Ok well then stop asking us to investigate, unless *your* network can handle a pathetic 10MBit upstream... Frankly, all broadband in UK including Virgins in beyond pathetic. I'm sitting in Denmark, at my old friends house, not an IT guy. He just has 400Mbit up AND down. I have 100/10, and that's considered fast for non FTTP deployments. No, stop harassing us with stupid emails. If there's a god damn problem with my broadband, email me *immediately* *when* the problem occurs, not 3 days after. Forgive, but I am struggling to contain my tone here. Why has noone got in touch? This forum is also a complete joke, I've yet, after how many years, to come across any reply from Virgin that was even remotely addressing actual issues from expert level users. I'm not talking about silly issues, I'm talking about this type of stuff, or the pathetic wireless chipset on your superhubs (I have ubiquiti APs which are way better in terms of ability serve distance and converge to higher power transmit) - hard to set up to be fair). What about the "Superhubs" that stopped serving DNS yet still able to route traffic (this was an issue for years)??? Where are the answers? Why am I forced to use alternative DNS solutions to get a stable setup?

Hi jepper

Sorry to hear you feel this way about our services, this is very disappointing to hear. As mentioned we have fed back internally your concerns of the wording of the letter you received. 

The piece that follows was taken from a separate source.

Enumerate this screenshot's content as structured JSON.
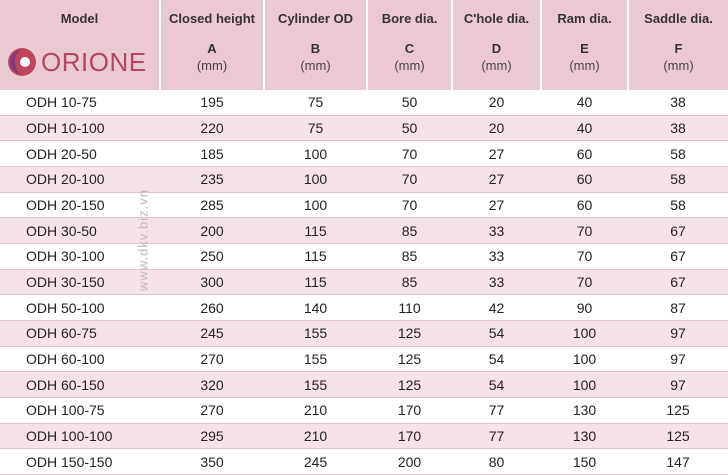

We appreciate your feedback over the concerns you have with our equipment, we are always looking for ways to improve our customer's journey and experience with us. Glad to hear you have an in home set up that works for you. Please let us know if you are having any further issues or have any questions at all. We'll be here to help on the community forums if needed. 

All the best,

So right now, Sat evening, I'm getting 20Mbit out of my usual 110Mbit using Ookla speedtest from a wired Linux box (as in cat6 Gbit to the router).

Server: Kubbur - London (id = 47380)
ISP: Virgin Media
Latency: 9.74 ms (2.64 ms jitter)
Download: 15.42 Mbps (data used: 22.1 MB)
Upload: 9.30 Mbps (data used: 4.4 MB)
Packet Loss: 0.0%
Result URL: https://www.speedtest.net/result/c/b532028a-6410-45d5-85d6-22bed9b729cf

I'll be unsurprised if I receive another snotty email about my participation in a DDOS attack in a few days. Which I can affirmatively say that I'm not. 1) look at the upstream, yeah, my entire nearly shock and awe 10Mbit up is there. Well done Virgin in 2021 (pathetic up speed, come on VM, are we still in 1999?).

2) The only wired devices are running Linux. All my wireless (some Windows, some Android, some Macs) devices can be seen explicitly on my Unifi console, none using more than 0.2Mbit.